Le projet de loi 164 piloté par la ministre Kathleen Weil et qui a été adopté sans débat cette semaine vient étendre le secret de l’actuelle Loi sur l’accès aux documents des organismes publics aux bases factuelles et analytiques qui servent aux décisions du gouvernement.

La transpa-quoi?

ÉDITORIAL / Si un parti politique en campagne promettait d’allonger 50 millions $ pour la réfection d’un pont et qu’il finissait, une fois au pouvoir, par ne pas dépenser un sou, on appellerait cette volte-face une «promesse non tenue». Mais si le même parti décidait non seulement de ne pas réparer le pont, mais qu’il s’activait par-dessus le marché à le détruire, alors il nous faudrait une expression plus forte. Et on devra en trouver une, et vite, parce que c’est en plein ce que le Parti libéral du Québec est en train de faire avec l’accès du public (et des médias) à l’information.

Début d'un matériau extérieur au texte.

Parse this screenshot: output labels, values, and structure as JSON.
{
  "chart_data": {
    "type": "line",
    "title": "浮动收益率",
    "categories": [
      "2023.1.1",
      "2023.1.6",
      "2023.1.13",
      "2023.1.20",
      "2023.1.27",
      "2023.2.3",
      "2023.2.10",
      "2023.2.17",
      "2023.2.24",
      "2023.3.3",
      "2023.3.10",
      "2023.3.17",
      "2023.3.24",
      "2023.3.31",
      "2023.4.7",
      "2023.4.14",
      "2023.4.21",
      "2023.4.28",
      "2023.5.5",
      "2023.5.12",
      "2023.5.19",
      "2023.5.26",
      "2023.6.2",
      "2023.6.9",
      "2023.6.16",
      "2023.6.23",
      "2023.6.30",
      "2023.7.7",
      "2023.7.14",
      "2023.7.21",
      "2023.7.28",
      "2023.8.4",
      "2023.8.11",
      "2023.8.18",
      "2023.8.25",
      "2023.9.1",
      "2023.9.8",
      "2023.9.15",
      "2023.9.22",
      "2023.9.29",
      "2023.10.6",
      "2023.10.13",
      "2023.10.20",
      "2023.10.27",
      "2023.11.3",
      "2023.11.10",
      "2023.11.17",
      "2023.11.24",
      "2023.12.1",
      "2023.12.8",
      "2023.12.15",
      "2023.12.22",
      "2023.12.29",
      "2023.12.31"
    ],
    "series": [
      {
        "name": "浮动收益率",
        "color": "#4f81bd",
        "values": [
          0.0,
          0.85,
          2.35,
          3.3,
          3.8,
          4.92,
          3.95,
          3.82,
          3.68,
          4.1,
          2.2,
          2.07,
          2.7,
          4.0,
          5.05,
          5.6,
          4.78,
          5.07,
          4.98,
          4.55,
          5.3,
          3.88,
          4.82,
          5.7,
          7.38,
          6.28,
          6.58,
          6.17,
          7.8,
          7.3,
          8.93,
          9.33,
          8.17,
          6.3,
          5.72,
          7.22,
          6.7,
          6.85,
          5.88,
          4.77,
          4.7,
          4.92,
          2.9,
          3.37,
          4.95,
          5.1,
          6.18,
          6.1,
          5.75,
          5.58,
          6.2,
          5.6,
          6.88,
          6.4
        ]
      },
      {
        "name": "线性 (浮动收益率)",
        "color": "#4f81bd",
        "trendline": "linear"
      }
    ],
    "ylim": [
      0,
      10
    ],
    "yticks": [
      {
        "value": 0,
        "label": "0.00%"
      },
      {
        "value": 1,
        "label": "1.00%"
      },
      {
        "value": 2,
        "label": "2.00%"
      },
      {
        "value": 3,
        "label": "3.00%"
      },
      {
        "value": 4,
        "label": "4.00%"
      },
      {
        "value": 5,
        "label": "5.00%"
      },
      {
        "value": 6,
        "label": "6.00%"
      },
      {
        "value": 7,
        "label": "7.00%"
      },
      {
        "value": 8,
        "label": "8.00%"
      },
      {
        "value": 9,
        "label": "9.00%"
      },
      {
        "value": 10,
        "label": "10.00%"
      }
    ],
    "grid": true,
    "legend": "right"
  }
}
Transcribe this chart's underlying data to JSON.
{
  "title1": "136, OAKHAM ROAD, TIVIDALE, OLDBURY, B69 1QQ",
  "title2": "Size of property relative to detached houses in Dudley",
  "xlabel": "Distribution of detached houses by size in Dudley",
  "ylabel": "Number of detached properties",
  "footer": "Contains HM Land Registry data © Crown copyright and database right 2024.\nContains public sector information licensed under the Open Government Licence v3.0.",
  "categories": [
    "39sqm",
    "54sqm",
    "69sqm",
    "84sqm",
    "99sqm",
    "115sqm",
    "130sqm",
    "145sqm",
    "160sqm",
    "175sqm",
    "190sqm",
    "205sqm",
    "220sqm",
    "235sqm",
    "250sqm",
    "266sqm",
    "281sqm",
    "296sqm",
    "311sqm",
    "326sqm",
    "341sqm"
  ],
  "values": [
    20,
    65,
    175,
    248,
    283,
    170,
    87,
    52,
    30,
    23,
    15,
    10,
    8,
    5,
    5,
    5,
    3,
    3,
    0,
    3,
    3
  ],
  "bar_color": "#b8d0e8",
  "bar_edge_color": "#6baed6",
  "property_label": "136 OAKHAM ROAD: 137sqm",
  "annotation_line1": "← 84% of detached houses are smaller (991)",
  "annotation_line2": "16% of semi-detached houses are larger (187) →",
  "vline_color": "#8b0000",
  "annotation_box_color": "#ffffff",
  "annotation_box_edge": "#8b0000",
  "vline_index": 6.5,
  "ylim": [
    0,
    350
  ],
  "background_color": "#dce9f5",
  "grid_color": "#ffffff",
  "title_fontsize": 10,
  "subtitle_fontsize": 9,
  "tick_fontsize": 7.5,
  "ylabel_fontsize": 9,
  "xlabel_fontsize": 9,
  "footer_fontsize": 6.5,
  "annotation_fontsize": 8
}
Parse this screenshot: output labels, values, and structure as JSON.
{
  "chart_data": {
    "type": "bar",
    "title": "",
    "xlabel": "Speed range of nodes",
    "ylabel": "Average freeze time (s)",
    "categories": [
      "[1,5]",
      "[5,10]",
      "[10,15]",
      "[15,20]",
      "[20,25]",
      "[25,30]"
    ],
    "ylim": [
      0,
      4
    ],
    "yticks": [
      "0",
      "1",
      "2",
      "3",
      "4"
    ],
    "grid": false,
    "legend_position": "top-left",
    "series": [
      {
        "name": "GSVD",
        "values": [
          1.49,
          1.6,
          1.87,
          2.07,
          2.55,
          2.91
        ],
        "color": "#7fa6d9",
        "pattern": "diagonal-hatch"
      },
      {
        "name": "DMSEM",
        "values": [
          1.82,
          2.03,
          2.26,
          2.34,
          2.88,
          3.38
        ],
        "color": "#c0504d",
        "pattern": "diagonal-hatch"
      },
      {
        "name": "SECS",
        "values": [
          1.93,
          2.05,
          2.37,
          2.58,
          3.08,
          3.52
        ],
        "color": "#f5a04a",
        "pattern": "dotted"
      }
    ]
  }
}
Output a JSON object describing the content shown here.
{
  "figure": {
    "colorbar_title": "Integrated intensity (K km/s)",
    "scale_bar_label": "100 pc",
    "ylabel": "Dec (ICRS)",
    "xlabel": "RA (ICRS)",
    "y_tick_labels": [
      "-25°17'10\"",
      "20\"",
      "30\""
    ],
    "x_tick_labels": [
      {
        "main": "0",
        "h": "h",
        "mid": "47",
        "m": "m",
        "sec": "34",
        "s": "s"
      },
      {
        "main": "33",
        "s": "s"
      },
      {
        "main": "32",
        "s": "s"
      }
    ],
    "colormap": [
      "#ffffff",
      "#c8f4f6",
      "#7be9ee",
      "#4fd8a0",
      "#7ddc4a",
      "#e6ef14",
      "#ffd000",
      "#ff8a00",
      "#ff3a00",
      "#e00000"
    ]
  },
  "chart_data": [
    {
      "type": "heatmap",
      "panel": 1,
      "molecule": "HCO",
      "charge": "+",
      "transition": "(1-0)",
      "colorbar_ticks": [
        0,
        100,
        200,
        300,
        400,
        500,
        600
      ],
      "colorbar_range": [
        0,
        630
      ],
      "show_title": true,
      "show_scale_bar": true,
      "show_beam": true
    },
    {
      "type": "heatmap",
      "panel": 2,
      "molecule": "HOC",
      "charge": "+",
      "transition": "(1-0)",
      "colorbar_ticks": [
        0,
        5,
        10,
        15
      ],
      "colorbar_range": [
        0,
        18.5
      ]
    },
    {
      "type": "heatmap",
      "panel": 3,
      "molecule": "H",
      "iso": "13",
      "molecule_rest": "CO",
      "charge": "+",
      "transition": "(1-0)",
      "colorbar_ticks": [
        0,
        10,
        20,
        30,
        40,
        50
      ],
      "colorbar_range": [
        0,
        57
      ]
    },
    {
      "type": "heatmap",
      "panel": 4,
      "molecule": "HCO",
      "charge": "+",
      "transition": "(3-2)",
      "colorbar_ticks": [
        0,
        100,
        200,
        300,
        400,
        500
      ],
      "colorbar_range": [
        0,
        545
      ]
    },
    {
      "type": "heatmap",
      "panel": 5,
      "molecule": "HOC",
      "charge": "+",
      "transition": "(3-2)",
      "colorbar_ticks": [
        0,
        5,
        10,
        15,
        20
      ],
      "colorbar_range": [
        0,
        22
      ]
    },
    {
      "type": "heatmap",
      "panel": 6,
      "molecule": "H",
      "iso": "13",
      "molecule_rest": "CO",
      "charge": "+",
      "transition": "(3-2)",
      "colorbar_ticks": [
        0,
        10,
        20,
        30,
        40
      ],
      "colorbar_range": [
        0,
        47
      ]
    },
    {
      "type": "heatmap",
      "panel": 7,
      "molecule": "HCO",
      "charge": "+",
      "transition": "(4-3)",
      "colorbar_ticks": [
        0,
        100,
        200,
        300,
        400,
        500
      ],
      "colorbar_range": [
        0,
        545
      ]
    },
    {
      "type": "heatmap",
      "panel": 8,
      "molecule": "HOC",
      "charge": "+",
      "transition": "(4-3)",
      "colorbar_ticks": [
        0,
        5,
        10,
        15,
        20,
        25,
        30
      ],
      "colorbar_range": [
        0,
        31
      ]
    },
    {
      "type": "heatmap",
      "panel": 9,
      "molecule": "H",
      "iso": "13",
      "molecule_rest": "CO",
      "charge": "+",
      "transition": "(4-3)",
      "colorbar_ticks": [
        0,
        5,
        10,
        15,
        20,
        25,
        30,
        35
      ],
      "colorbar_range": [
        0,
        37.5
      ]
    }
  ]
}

Lors de la campagne de 2014, le chef libéral Philippe Couillard avait promis de revoir l’actuelle Loi sur l’accès aux documents des organismes publics, qui date du début des années 1980, de manière à ce que son gouvernement soit «le plus transparent que les Québécois auront eu». Or voilà qu’après avoir mis des années à accoucher d’une nouvelle loi, celle-ci n’augmente pas la transparence mais la réduit!

La vieille mouture de la «loi d’accès», comme on l’appelle, gardait secrètes pendant 25 ans les délibérations du Conseil des ministres — ce qui est normal puisque l’exécutif doit pouvoir avoir des discussions franches. Mais les documents comme des mémoires préparés par des fonctionnaires qui servent de base aux discussions et aux décisions de l’exécutif, eux, étaient rendus publics assez rapidement, au moins dans leurs parties plus factuelles et analytiques. Ce qui est aussi normal dans une démocratie, puisque les décisions sont annoncées publiquement et que les électeurs ont bien le droit de savoir sur quelles bases elles ont été prises.

Mais le projet de loi 164 piloté par la ministre Kathleen Weil et qui a été adopté sans débat cette semaine — avec la complicité honteuse des deux partis qui aspirent sérieusement à remplacer le PLQ, d’ailleurs, soit le PQ et la CAQ — vient étendre le secret à ces parties de mémoires. Ce qui signifie que les bases factuelles et analytiques qui servent aux décisions du gouvernement ne seront plus rendues publiques qu’au bon vouloir des ministres. Et si l’exécutif prend une décision allant à l’encontre de l’expertise des fonctionnaires, il faudra attendre 25 ans pour le savoir.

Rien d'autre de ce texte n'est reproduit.